After a brief volunteer orientation, we headed out to our first match. The teams were evenly matched and it was a fun close game. We noticed this one team was very supportive and positive. We were fortunate enough to have them back on our court for their second match. The second match did not start very well for me as the coach of the second team decided to tell me how to work a coin flip. This coach was clearly not in the spirit of the games, correcting everything we did, correcting everything her athletes did, and complaining at every turn. Ginger and I found ourselves trying to make up for her attitude towards her own athletes by supporting them and cheering them.

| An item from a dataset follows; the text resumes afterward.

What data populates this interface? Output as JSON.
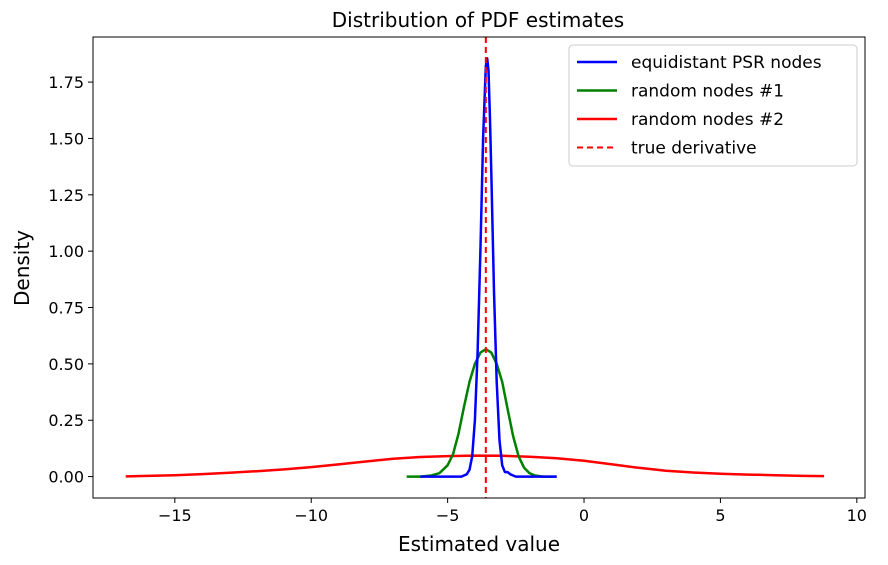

Then a moment that brought a tear to my eye… As I was handing the pallino to the team which we officiated earlier, the most positive member took the ball from my hand and said these exact words: “They’re trying really hard…give them a point”. She was speaking about the team with the sourpuss for a coach. They were shellacking the other team and she felt sorry for them, but I also got the feeling she was sensitive to the energy their coach was putting on them. As I walked back to the scorer’s table to tell Ginger the score of that end, she said “that was sweet”.  Ginger had just heard the request to reward the other team with a point. I was choking back tears because this is why you volunteer. This very moment is such a reward to me. There’s no hidden agenda…no ulterior motive…no expectation of reciprocity… just honest care for their fellow human being. I’ve been very fortunate in my volunteering to have many of these experiences. I’ve cried, I’ve smiled, and I’ve remembered. I want to hold on to those moments.

The game ended with a crushing score of twelve to one. That one point was earned.